アミノ酸とは、化学的にいえば、分子内にアミノ基と酸基をもつ化合物(アミドも含む)の総称です。

茶葉中には、不溶性のたんぱく質の構成成分として多量に含まれていますが、茶の品質(味)にとって重要であるのは、遊離の状態で存在する水溶性のアミノ酸で、玉露や上級煎茶などのうま味の本体と考えられています。茶葉中には、約20種にもなる遊離アミノ酸が存在しますが、茶特有のテアニン(厳密にはアミド)が約半分を占めています。

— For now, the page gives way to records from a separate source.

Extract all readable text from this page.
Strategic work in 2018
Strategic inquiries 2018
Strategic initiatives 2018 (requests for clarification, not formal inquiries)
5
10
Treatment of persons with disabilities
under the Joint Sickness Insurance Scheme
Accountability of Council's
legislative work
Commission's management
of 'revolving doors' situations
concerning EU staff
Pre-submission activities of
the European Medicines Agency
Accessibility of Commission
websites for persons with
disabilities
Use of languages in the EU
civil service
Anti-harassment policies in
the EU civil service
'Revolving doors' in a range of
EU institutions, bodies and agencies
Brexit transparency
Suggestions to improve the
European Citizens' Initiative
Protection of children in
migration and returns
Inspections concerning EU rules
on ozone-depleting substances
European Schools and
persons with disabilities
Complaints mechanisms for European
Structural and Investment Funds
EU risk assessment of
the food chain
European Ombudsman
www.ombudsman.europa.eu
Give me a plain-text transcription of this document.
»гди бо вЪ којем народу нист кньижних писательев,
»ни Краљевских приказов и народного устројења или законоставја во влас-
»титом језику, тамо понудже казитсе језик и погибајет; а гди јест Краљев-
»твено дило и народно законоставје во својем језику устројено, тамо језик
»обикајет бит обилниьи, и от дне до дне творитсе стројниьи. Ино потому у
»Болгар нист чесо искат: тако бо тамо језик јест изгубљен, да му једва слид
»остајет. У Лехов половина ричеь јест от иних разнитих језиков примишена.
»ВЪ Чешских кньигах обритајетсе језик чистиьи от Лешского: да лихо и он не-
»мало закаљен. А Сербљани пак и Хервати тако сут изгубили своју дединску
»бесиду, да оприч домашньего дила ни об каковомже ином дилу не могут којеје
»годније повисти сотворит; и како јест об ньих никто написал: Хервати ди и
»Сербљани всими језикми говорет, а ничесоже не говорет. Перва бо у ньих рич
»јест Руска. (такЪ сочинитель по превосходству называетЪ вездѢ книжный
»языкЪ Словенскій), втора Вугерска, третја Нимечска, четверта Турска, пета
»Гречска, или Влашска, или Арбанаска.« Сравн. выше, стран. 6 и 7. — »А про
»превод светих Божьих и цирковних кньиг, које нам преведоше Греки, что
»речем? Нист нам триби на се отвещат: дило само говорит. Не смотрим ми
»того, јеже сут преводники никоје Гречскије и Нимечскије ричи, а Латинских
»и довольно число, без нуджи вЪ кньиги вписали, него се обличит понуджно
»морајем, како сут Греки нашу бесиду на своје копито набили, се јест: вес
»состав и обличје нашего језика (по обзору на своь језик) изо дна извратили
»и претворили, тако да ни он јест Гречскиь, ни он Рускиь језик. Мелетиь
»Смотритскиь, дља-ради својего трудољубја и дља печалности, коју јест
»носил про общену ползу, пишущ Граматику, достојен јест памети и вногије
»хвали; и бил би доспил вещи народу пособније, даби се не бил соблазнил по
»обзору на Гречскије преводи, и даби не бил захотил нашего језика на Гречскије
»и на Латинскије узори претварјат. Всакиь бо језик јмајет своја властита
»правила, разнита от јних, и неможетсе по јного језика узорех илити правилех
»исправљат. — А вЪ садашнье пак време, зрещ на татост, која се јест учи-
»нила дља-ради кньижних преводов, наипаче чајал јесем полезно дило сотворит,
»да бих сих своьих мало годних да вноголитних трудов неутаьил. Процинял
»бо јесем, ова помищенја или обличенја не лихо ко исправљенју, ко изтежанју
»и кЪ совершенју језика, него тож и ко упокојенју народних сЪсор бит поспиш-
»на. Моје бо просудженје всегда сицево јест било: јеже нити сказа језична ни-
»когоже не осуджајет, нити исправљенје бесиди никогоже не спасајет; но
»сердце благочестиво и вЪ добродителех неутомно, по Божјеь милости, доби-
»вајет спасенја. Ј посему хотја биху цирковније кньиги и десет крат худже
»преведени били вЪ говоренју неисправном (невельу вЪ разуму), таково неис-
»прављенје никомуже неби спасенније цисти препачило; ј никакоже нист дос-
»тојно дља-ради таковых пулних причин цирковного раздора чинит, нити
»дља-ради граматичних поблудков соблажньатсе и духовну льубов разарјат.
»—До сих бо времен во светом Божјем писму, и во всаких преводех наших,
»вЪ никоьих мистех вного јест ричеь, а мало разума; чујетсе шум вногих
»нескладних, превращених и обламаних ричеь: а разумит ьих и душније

その他、主要なものとして、グルタミン酸、アルギニン、アスパラギン酸、グルタミン、セリンの5種を加えると、全遊離アミノ酸の98%に達するとされています。

テアニンは、量的に圧倒的に多いだけでなく、高級緑茶ほど多い傾向が顕著なため、高級緑茶の強いうま味の本体であるといわれてきました。

しかし、全国品評会で入賞した玉露や上級煎茶では、アルギニンの比率が、一般のものより特異的に高いことや、グルタミン酸やアルギニンはテアニンより、はるかに味が強いことなどから、茶のうま味には、テアニンだけでなく、アルギニンやグルタミン酸の貢献も大きいと考えられるようになってきました。

また、テアニンは、脳・神経機能に作用して、興奮を抑え、リラックス効果を与えることが明らかにされ、生理活性の点からも注目されています。